LFM2 24B A2B is an interesting local candidate on paper: a 24B total-parameter mixture-of-experts model with roughly 2B active parameters, pitched for low-latency local use.
That makes it a good fit for the question Local Model Bench actually asks: not whether a model can answer a toy prompt, but whether it can survive private paperwork, messy folders, and exact final artifacts. On that version of the test, LFM2 did not survive.
Model Context
- Model family
- Liquid AI LFM2
- Run type
- Local LM Studio run
- Local hardware
- Mac mini M4, 64 GB unified memory
- Architecture listing
- 24B total / 2B active MoE
- Benchmark role
- Fast local worker candidate
Positioned As
- Liquid's LFM2-24B-A2B release describes the model as a sparse MoE with 24B total parameters and 2B active parameters, designed for low latency and efficient local deployment.

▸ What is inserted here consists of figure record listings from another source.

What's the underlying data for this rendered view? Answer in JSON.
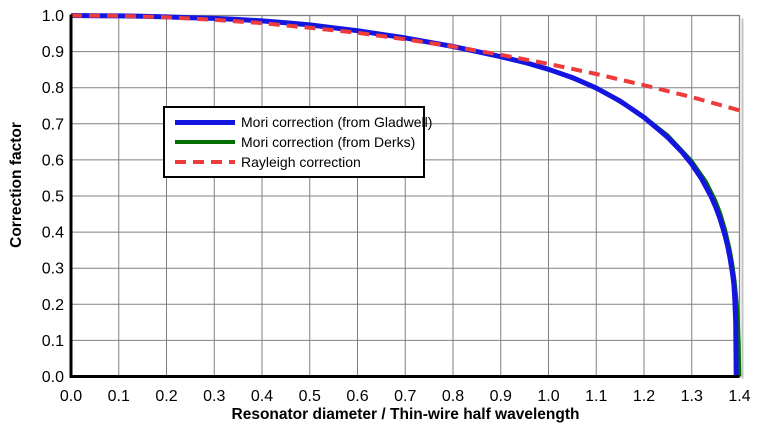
{
  "chart_data": {
    "type": "line",
    "title": "",
    "xlabel": "Resonator diameter / Thin-wire half wavelength",
    "ylabel": "Correction factor",
    "xlim": [
      0.0,
      1.4
    ],
    "ylim": [
      0.0,
      1.0
    ],
    "x_ticks": [
      "0.0",
      "0.1",
      "0.2",
      "0.3",
      "0.4",
      "0.5",
      "0.6",
      "0.7",
      "0.8",
      "0.9",
      "1.0",
      "1.1",
      "1.2",
      "1.3",
      "1.4"
    ],
    "y_ticks": [
      "1.0",
      "0.9",
      "0.8",
      "0.7",
      "0.6",
      "0.5",
      "0.4",
      "0.3",
      "0.2",
      "0.1",
      "0.0"
    ],
    "grid": true,
    "legend_position": "upper-left-inside",
    "draw_order": [
      1,
      0,
      2
    ],
    "colors": {
      "background": "#ffffff",
      "grid": "#808080",
      "border": "#808080",
      "border_shadow": "#c4c4c4",
      "axis": "#000000",
      "text": "#000000"
    },
    "series": [
      {
        "name": "Mori correction (from Gladwell)",
        "color": "#1515e0",
        "style": "solid",
        "width": 5,
        "points": [
          [
            0.0,
            1.0
          ],
          [
            0.05,
            0.9995
          ],
          [
            0.1,
            0.999
          ],
          [
            0.15,
            0.998
          ],
          [
            0.2,
            0.996
          ],
          [
            0.25,
            0.994
          ],
          [
            0.3,
            0.992
          ],
          [
            0.35,
            0.989
          ],
          [
            0.4,
            0.985
          ],
          [
            0.45,
            0.98
          ],
          [
            0.5,
            0.974
          ],
          [
            0.55,
            0.966
          ],
          [
            0.6,
            0.958
          ],
          [
            0.65,
            0.948
          ],
          [
            0.7,
            0.938
          ],
          [
            0.75,
            0.926
          ],
          [
            0.8,
            0.914
          ],
          [
            0.85,
            0.9
          ],
          [
            0.9,
            0.886
          ],
          [
            0.95,
            0.87
          ],
          [
            1.0,
            0.851
          ],
          [
            1.05,
            0.828
          ],
          [
            1.1,
            0.799
          ],
          [
            1.15,
            0.763
          ],
          [
            1.2,
            0.718
          ],
          [
            1.25,
            0.662
          ],
          [
            1.28,
            0.621
          ],
          [
            1.3,
            0.588
          ],
          [
            1.32,
            0.549
          ],
          [
            1.34,
            0.5
          ],
          [
            1.35,
            0.47
          ],
          [
            1.36,
            0.434
          ],
          [
            1.37,
            0.389
          ],
          [
            1.375,
            0.362
          ],
          [
            1.38,
            0.33
          ],
          [
            1.385,
            0.29
          ],
          [
            1.388,
            0.257
          ],
          [
            1.39,
            0.22
          ],
          [
            1.392,
            0.15
          ],
          [
            1.393,
            0.0
          ]
        ]
      },
      {
        "name": "Mori correction (from Derks)",
        "color": "#006e00",
        "style": "solid",
        "width": 3.5,
        "points": [
          [
            0.0,
            1.0
          ],
          [
            0.1,
            0.999
          ],
          [
            0.2,
            0.996
          ],
          [
            0.3,
            0.992
          ],
          [
            0.4,
            0.985
          ],
          [
            0.5,
            0.974
          ],
          [
            0.6,
            0.958
          ],
          [
            0.7,
            0.938
          ],
          [
            0.8,
            0.914
          ],
          [
            0.9,
            0.886
          ],
          [
            1.0,
            0.851
          ],
          [
            1.1,
            0.8
          ],
          [
            1.2,
            0.72
          ],
          [
            1.25,
            0.668
          ],
          [
            1.3,
            0.597
          ],
          [
            1.33,
            0.54
          ],
          [
            1.35,
            0.487
          ],
          [
            1.36,
            0.452
          ],
          [
            1.37,
            0.408
          ],
          [
            1.38,
            0.352
          ],
          [
            1.385,
            0.315
          ],
          [
            1.39,
            0.268
          ],
          [
            1.394,
            0.215
          ],
          [
            1.397,
            0.155
          ],
          [
            1.399,
            0.09
          ],
          [
            1.4,
            0.0
          ]
        ]
      },
      {
        "name": "Rayleigh correction",
        "color": "#ee3b3b",
        "style": "dashed",
        "width": 4,
        "dash": [
          11,
          7
        ],
        "points": [
          [
            0.0,
            1.0
          ],
          [
            0.1,
            0.999
          ],
          [
            0.2,
            0.995
          ],
          [
            0.3,
            0.988
          ],
          [
            0.4,
            0.979
          ],
          [
            0.5,
            0.966
          ],
          [
            0.6,
            0.952
          ],
          [
            0.7,
            0.934
          ],
          [
            0.8,
            0.914
          ],
          [
            0.9,
            0.891
          ],
          [
            1.0,
            0.866
          ],
          [
            1.1,
            0.838
          ],
          [
            1.2,
            0.807
          ],
          [
            1.3,
            0.774
          ],
          [
            1.4,
            0.737
          ]
        ]
      }
    ]
  }
}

- The LM Studio listing positions it as a local model with 32K context and support for tool use, embeddings, structured output, and reasoning.
- Those claims make the practical test fair: if the model is a local worker candidate, it should at least attempt structured paperwork and workflow closure.
What We Actually Tested
- The model first passed a trivial LM Studio smoke test: return a tiny JSON object with a fixed sum.
- It then ran all five generated-invoice Paperwork Trial cases. It produced JSON, but the audit logic failed across the board: invoice classification, ignored document IDs, evidence, warnings, totals, and proof codes.
- It also ran all four Paperwork Workflow cases. These require agentic-style file selection, normalized artifacts, protected input folders, and final output files.
- The workflow cases failed harder: no valid `audit_result.json`, missing required artifacts, and tool-call traces that did not match the runner protocol.
What Worked
- Fast local responses in LM Studio.
- Passed a trivial JSON smoke test.
- Produced syntactically parseable JSON in the invoice-image cases.
Where It Broke
- Zero resolved cases across the current practical suite.
- Zero core passes across both scanned-paperwork and workflow cases.
- Approved invoices that should have gone to review.
- Used filenames instead of visible document IDs.
- Failed the agentic file-artifact workflow completely.
Readout
LFM2 24B A2B looked fast, but speed did not translate into useful paperwork completion. For this benchmark, it is a clean fail: not a near miss, not a formatting-only problem, and not a case of one bad task. It went 0/9.